The first step is to source pictures of you with your guests. Choosing the pictures is the time-intensive part, so make sure to set aside enough time for that. Once you’ve chosen your pictures, you’ll need them to all be printed at the same size. We ordered all our photos online at ten cents a print.

Next, you’ll need to create labels for the backs of the photos. You can also write directly on the backs, but if you have a fairly large guest list, computer-printed labels are the way to go. We used a label template in Microsoft Word to print our guests’ names, our wedding date, and the words “Table Number” on the back, leaving the actual number blank. I can’t recommend that one tip enough—things change the week of the wedding, and though my original plan was to slap another label over top if necessary (I printed a stack of extras) just waiting to write in the uncertain ones at the last minute was critical. We also chose to print out instructional signs to include in the display, letting people know that these were their table numbers.

Finally, setting up the actual photo display depends on your venue. We liked the idea of being able to walk around it—some of the pictures might not have been very recognizable to our guests—so we wanted to set up a freestanding display. But if you don’t have the option or space to create that, you could suspend this on a wall instead, and your guests could always just flip the pictures over.

To create our freestanding display, the wonderful owners of our venue found two pieces of rebar that were about two feet tall and stuck them in the ground. They covered these shorter pieces of rebar with seven-foot tall pieces of bamboo. The rebar provided a strong, sturdy base to the nicer looking bamboo.

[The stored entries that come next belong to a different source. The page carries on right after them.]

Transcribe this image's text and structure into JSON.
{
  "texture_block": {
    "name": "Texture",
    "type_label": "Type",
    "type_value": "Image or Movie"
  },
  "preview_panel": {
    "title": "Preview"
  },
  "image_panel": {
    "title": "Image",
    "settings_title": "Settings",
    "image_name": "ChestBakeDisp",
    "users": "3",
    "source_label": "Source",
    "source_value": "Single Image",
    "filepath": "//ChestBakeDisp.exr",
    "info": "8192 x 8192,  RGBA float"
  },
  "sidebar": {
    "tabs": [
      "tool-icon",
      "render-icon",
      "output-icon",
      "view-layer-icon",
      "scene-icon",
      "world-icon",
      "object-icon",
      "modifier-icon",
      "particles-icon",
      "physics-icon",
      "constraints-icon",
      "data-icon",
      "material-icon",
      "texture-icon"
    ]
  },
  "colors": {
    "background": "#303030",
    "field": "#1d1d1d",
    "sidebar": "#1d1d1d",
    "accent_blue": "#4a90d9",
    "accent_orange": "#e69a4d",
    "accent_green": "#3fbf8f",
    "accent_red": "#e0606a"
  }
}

The size of your guest list will determine the number of rows of twine and the distance of the poles. To hang 133 pictures plus three 8″ x 11″ instructional signs, we placed our poles ten feet apart and tied eight rows of twine. When you’re determining the width of the display, it’s important to leave enough space so the pictures aren’t crowded—wider is better. Also, we wanted people to be able to reach the pictures without having to crouch down or stretch up too high, so we took that into consideration when figuring out how large to make it.

The Issues

The hardest part was figuring out which pictures to choose. Trust me, I sunk some hours into finding that one picture that best encapsulates our whole relationship for several of my close friends. With other guests (especially our parents’ friends) it was a bit of a scavenger hunt, and we made peace with being creative for some of their pictures. For our lovely neighbors, we had a picture of their house because we somehow never had a picture with them in it. I agonized over hurt feelings or having someone not feel special, but seriously nobody seemed too torn up about it.

Elizabeth and Cutter0713

Why It Was Worth It

The vast majority of the pictures were meaningful and sweet for us and each guest. The picture of my brother telling me a secret while I giggle my fool six-year-old head off. That picture of my fiancé’s grandmother giving him a kiss while he focuses on his bacon biscuit—she didn’t put it down all night.

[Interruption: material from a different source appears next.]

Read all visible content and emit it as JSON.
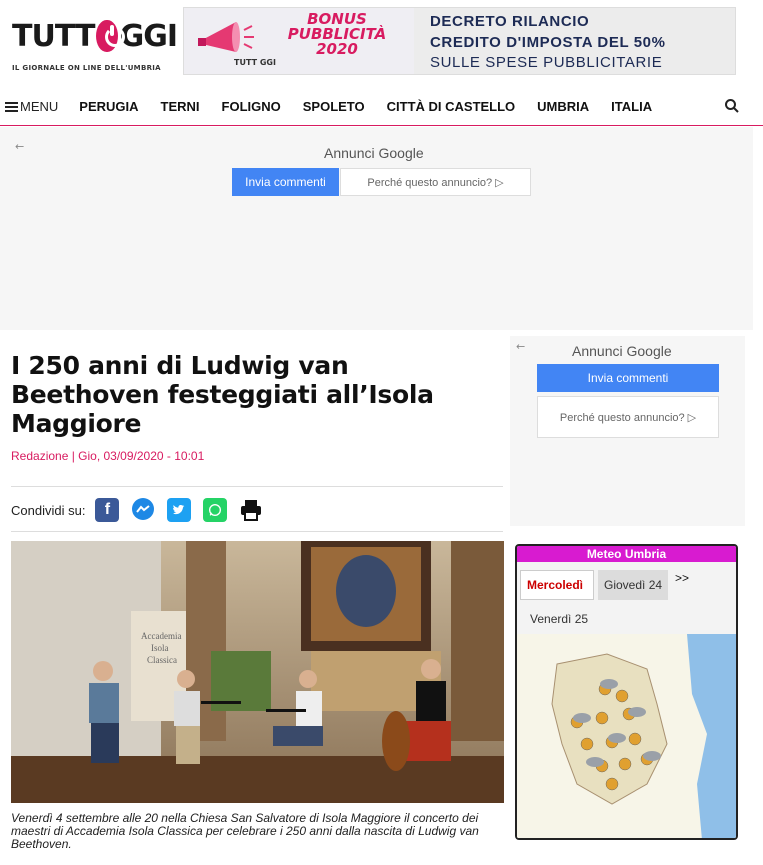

Even if we didn’t get to discuss each picture with each guest the day of the wedding, we certainly thought about it in the weeks leading up to the wedding and people have brought it up now, post-wedding. This was also a great way for our moms to get involved and in the wedding mood. Looking back at old pictures of their friends, some of whom they had not seen in years, who would be attending the upcoming wedding was a good change of pace from predictably tense conversations about specific wedding logistics.

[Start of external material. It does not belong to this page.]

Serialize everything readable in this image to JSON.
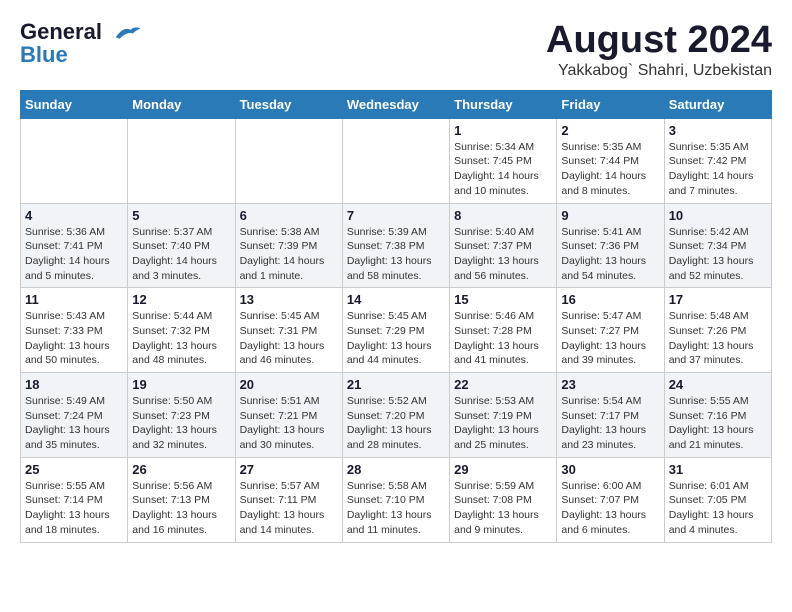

On the wedding day, I loved looking around at all our people and seeing the pictures as a conversation starter. Guests seated at tables with people they didn’t know could ask about the other person’s picture and immediately have a story to tell or a connection to explain. Seeing the full display finally come together (despite the torrential downpour a couple hours before our outdoor wedding) was pretty cool (and a relief) but seeing people holding their pictures and showing them to each other was downright magical.